郝帥原本以為馬蓧雪第二天不會來上課,但他沒料到的是,自己到教室的時候,馬蓧雪早早的就已經到了教室裏麵,與在娛樂城裏麵看見她不同的是,這個女生穿著一身樸素的校服,頭發雖然隻有齊肩的長度,但發梢略卷依舊帶著一絲洋氣與俏皮。


    女孩兒素麵朝天,與昨夜那超乎年齡的美豔形成了鮮明的對比,馬蓧雪瞧見郝帥的時候,頓時臉色一變,十分不自然的低下頭來。


    郝帥也像是壓根就不記得昨天的事情一樣,目光從馬蓧雪的臉上掃過後,便徑直朝著自己的位置走去。


    馬蓧雪用眼角的餘光看到郝帥走過來,她低著頭,裝著看書的樣子,雙手在郝帥走過來的時候越捏越緊,直到郝帥在自己位置前麵坐下,沒有與她說話,也沒有要說昨天晚上事情的樣子,她這才鬆了一口氣,怦怦亂跳的心算是又落迴了胸腔。


    郝帥剛坐在自己位置上後,旁邊的方奕佳便悄悄塞過來一個作業本。


    郝帥一愣,扭頭看去,奇道:“幹什麽?”


    方奕佳裝著一臉如常的樣子,小聲道:“趕緊抄吧,這是昨天的數學作業。

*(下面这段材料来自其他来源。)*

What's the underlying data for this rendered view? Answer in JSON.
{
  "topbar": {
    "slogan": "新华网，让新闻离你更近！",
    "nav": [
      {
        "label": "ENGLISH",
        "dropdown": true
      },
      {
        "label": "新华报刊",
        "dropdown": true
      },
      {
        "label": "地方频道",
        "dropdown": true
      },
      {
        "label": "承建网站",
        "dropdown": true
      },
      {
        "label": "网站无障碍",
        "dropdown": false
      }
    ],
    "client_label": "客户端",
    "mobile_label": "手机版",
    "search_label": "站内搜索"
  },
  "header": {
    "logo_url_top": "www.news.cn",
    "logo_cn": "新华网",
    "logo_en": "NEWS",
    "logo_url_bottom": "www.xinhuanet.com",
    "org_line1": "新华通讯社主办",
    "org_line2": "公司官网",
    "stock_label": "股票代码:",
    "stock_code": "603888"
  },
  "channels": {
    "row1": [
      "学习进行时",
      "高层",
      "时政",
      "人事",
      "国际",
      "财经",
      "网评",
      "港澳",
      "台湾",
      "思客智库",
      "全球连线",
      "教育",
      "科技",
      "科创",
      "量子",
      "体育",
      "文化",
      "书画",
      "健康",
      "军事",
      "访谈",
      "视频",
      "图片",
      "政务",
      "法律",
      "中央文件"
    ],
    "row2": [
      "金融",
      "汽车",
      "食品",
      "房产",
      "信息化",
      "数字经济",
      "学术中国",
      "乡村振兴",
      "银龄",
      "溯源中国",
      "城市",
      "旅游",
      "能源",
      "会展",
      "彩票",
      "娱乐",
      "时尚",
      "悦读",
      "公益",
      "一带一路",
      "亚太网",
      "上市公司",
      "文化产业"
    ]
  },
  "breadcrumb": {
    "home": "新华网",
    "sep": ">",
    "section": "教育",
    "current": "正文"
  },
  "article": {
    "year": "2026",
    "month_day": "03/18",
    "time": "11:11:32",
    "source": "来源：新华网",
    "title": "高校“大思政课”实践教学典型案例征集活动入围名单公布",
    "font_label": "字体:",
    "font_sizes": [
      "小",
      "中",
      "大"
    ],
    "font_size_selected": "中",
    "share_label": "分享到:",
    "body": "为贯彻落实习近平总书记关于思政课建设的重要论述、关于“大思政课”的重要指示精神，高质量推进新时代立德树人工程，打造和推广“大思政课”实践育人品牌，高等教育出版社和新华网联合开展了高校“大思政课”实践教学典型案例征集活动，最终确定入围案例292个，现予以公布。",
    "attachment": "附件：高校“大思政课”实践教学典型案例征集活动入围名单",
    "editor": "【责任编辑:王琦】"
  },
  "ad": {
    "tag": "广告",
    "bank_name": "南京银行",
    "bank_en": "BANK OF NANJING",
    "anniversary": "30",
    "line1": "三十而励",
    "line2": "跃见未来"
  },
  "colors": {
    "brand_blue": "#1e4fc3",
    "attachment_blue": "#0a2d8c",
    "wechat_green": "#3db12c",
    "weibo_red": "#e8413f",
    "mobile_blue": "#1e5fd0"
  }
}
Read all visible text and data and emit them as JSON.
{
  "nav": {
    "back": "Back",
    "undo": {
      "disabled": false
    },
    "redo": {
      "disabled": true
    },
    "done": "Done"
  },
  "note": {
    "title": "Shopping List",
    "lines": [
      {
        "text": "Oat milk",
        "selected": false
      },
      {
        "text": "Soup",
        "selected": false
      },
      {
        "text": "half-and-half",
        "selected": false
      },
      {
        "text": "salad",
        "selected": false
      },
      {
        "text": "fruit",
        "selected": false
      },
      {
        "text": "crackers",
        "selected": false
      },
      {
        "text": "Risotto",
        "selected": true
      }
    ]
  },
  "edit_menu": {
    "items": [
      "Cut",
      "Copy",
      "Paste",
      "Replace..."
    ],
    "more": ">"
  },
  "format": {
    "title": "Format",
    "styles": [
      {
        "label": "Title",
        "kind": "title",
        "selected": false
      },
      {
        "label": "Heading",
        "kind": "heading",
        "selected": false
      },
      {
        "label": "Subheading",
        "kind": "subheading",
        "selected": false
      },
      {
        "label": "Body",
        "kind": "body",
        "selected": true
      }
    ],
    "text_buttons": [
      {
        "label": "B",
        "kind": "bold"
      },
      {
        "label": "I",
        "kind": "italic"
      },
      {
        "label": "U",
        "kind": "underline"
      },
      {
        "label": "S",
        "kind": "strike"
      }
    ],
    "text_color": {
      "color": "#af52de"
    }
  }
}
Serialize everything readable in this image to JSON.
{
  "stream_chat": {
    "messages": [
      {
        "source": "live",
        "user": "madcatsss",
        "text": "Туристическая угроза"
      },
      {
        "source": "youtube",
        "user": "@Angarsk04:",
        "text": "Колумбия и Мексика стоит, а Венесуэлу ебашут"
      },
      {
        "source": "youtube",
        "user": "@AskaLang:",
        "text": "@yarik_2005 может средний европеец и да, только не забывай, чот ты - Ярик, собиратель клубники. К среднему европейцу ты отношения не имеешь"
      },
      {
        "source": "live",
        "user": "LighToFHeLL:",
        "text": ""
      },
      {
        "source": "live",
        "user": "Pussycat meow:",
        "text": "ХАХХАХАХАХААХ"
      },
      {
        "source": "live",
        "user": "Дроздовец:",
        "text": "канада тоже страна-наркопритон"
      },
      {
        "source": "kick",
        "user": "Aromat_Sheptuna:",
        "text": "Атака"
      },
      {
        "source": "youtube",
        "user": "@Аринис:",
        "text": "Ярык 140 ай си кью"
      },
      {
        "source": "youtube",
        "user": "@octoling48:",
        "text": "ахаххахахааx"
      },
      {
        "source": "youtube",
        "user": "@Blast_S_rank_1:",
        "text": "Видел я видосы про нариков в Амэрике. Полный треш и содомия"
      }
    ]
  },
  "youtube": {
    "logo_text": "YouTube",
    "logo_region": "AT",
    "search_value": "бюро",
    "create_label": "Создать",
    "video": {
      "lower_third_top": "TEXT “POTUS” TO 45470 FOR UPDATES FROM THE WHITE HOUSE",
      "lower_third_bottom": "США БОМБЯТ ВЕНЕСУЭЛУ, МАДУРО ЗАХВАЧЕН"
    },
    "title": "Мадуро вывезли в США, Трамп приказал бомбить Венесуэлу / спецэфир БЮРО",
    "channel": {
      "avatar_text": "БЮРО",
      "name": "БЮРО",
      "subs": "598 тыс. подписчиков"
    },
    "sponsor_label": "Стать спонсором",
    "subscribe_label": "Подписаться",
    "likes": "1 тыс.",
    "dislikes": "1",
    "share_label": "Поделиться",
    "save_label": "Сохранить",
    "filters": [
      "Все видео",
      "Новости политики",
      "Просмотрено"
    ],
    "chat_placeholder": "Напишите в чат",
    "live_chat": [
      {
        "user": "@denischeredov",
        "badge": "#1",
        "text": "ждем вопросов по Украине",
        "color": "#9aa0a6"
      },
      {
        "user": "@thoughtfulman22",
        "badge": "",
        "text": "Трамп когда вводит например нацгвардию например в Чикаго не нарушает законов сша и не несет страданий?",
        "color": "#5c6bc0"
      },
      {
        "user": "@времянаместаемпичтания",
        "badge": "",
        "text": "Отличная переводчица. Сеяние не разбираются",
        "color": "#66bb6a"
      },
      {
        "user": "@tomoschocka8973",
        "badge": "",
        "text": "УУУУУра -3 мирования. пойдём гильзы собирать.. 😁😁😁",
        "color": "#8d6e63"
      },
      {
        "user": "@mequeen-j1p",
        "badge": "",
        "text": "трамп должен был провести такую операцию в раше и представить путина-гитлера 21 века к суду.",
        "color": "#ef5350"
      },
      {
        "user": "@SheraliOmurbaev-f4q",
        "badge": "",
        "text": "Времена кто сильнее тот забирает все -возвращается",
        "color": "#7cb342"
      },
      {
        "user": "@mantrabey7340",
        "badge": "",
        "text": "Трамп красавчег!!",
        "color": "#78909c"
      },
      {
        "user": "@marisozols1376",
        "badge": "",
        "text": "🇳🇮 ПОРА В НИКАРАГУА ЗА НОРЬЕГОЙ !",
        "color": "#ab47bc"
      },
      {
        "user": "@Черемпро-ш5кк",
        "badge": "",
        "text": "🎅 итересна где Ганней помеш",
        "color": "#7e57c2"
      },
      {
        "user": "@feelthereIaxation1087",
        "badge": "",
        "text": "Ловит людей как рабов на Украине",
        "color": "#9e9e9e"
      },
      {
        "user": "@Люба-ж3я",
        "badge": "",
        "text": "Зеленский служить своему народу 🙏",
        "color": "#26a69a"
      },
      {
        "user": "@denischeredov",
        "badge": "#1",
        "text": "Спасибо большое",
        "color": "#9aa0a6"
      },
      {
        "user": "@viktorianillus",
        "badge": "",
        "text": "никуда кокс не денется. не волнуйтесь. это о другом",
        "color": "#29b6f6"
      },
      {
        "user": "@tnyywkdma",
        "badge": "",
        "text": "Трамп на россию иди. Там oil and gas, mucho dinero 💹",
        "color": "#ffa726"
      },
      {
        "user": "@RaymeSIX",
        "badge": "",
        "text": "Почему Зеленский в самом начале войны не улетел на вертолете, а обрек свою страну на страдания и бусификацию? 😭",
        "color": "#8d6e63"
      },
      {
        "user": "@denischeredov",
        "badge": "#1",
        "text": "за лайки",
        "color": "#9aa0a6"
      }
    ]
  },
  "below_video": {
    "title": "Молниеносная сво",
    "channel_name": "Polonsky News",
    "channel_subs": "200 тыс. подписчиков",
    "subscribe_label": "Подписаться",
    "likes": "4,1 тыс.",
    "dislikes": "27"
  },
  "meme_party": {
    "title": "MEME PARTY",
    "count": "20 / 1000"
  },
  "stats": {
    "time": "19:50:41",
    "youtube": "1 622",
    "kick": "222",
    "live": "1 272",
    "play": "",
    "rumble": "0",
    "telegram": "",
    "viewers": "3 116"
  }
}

我想……你應該沒做吧?”


    郝帥頓時仰頭打了個哈哈,幹巴巴的笑了起來,他哪裏是數學作業沒做啊,他壓根就什麽作業都沒做!


    昨晚迴到家裏麵就已經頗晚了,被鄒靜秋訓了一陣後,就奔著九點去了,最關鍵的是,哪怕是閑下來以後,郝帥也沒心思做作業,他滿腦子都是皇家壹號裏麵的豔麗美女們,眼前飄蕩的盡是那打扮得花枝招展的姑娘,她們那一條條白生生的大腿在他的腦海中走來走去,不停的走來走去,讓他五道三迷,神魂顛倒。


    一個沒有去過這種地方的人,是無法想象這裏麵是一個怎樣的世界的,就仿佛毒品,一旦吸食了以後,就永遠記得那飄飄欲仙的感覺,永遠記得那如夢如幻的場景。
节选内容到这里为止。